Le surréalisme n’est pas mort !

Nous le répétons depuis des décennies, cette fois c’est un exploitant apicole qui le dit : « Ce ne sont pas les amateurs qui vont manger le pain des professionnels ! ». En cette période, ceci est d’autant plus vrai que la France manque cruellement de miel, de pollinisateurs et d’apiculteurs.
Pour ce qui concerne les abeilles mellifères, l’augmentation de leur nombre passe par plusieurs impératifs. Bee Life, association européenne regroupant des syndicats d’apiculteurs d’une dizaine de pays européens, a recensé trois priorités : les pesticides, les conflits d’intérêts lors de l’attribution des A.M.M. et enfin les OGM.
Pour les pesticides, même si l’on peut admettre avec le ministre de l’agriculture que le paquebot court sur son erre et qu’on ne peut pas en quelques années exiger un virage à 180°, des progrès rapides peuvent être obtenus par des changements de mentalité et de méthodes.
Traiter surtout le soir, quand les abeilles sont rentrées à la ruche, et non le matin ou en plein après-midi, peut déjà éviter des mortalités.
Eviter les épandages aériens. Les chiffres de 2013 montrent que c’est possible, puisque 58 dérogations avaient été accordées en 2012 contre seulement 37 en 2013 sur les 43 demandes déposées. Ces épandages ont concerné 15 879 hectares avec 28 dérogations pour la vigne afin de traiter le mildiou et l’oïdium, 4 pour la banane, 4 pour le riz et une pour le chêne, site propice à la chenille processionnaire.
Changer les mentalités, c’est surtout prendre conscience que les pesticides sont nocifs non seulement pour les pollinisateurs et l’environnement, mais aussi en première ligne pour les agriculteurs. Viendrait-il à l’esprit de quelqu’un de sensé, de se protéger contre un produit qui n’est pas dangereux pour la santé humaine ?
C’est bien parce que ces produits sont hyper dangereux que l’ANSES s’est autosaisie en 2011 de la question de l’efficacité des vêtements de protection portés par les applicateurs de produits phytopharmaceutiques. Son travail, dont les résultats sont attendus prochainement, consiste à :
– décrire les équipements disponibles sur le marché,
– décrire les pratiques des agriculteurs et les équipements de protection effectivement portés,
– identifier des équipements apportant un niveau élevé de protection.

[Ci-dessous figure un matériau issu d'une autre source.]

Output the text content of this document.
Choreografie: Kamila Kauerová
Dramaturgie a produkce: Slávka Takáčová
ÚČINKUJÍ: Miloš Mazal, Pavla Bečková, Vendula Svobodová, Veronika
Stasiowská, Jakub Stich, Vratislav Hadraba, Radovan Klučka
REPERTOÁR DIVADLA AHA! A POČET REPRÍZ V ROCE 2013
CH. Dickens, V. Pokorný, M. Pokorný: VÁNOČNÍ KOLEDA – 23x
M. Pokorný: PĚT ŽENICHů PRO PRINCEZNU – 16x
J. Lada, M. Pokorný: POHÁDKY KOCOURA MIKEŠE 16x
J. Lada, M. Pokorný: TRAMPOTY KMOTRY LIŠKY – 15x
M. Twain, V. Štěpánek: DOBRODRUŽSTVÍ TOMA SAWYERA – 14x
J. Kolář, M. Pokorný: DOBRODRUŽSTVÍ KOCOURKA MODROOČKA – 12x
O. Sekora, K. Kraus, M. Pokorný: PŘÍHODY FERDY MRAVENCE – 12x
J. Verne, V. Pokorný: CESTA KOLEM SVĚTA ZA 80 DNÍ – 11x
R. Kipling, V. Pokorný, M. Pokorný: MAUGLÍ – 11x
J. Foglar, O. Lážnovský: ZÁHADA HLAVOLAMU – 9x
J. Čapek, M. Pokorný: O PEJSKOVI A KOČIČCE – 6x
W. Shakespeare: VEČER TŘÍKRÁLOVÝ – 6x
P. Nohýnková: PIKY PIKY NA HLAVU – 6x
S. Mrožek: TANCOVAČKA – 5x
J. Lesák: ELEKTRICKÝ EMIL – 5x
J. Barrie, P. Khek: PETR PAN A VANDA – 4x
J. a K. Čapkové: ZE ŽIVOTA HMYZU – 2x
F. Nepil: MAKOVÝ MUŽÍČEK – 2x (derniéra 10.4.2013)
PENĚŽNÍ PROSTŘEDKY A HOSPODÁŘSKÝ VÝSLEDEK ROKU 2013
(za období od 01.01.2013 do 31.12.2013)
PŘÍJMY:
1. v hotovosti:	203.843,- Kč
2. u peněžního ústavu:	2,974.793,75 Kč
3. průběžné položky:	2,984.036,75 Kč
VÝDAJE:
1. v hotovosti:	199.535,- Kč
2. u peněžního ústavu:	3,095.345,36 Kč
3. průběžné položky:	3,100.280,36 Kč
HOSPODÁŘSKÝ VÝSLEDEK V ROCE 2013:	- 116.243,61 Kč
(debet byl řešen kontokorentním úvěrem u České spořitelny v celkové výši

Pour le miel, l’organisation du marché passe par plus de transparence. Il semblerait que cela soit une exigence des consommateurs et que cela aille dans le sens de l’Histoire, comme le disait le même exploitant apicole cité précédemment, lequel, curieusement, n’entend plus le consommateur quand il dit ne pas vouloir de pollen OGM dans son miel. Mais ceci est un détail qu’on peut jeter dans les poubelles de l’Histoire. En l’espèce, la controverse porte uniquement sur le souhait du Ministre Stéphane Le Foll de créer une marque ou un logo « Miel de France » et de n’être plus autorisé à indiquer « Mélange de miels originaires et non originaires de la Communauté Européenne », mais de préciser le pays réel de récolte du miel vendu.
Pour ce qui concerne la transparence, on ne peut qu’être d’accord avec le consommateur. Mais, à l’analyse, la mesure est pernicieuse, car il est pratiquement impossible d’avoir raison contre tout le monde et d’être le seul vertueux parmi les 27 pays de l’Union Européenne. En effet, si suivant l’exemple de l’Italie, nous interdisons cet étiquetage qui permet d’emballer en France 5 % de miel français, additionné de 5 % de miel espagnol et de 90 % de miel de Chine, les conditionneurs iront emballer à 50 mètres au-delà de la frontière et le miel, ainsi étiqueté, pourra quand même entrer en France en raison des règles communautaires : le consommateur français n’y aura rien gagné. On pourrait même parler de distorsion de concurrence entre conditionneurs français et étrangers. Mais surtout, si les conditionneurs français venaient à disparaître, les apiculteurs français ne pourraient plus leur vendre le peu de miel qu’ils produisent. Or ce « peu » pourrait redevenir abondant si les conditions venaient à changer .
Mais au fait, l’étiquetage « MIEL DE FRANCE » : bonne ou mauvaise idée ? Si l’on laisse de côté la question juridique, à savoir l’Union Européenne autorise-t-elle ou non une telle pratique, existe-til un miel de France ? ou des miels de France en fonction des terroirs, des plantes et des saisons ? Alors la question de sa définition va se poser et qui va s’y coller ? Vaste programme !
Au fait, on n’a pas eu le temps de parler des abeilles et des apiculteurs, alors on est peut-être condamné à se revoir, mais d’ici là, allez voir florapis.org et contribuez à enrichir cette base de données.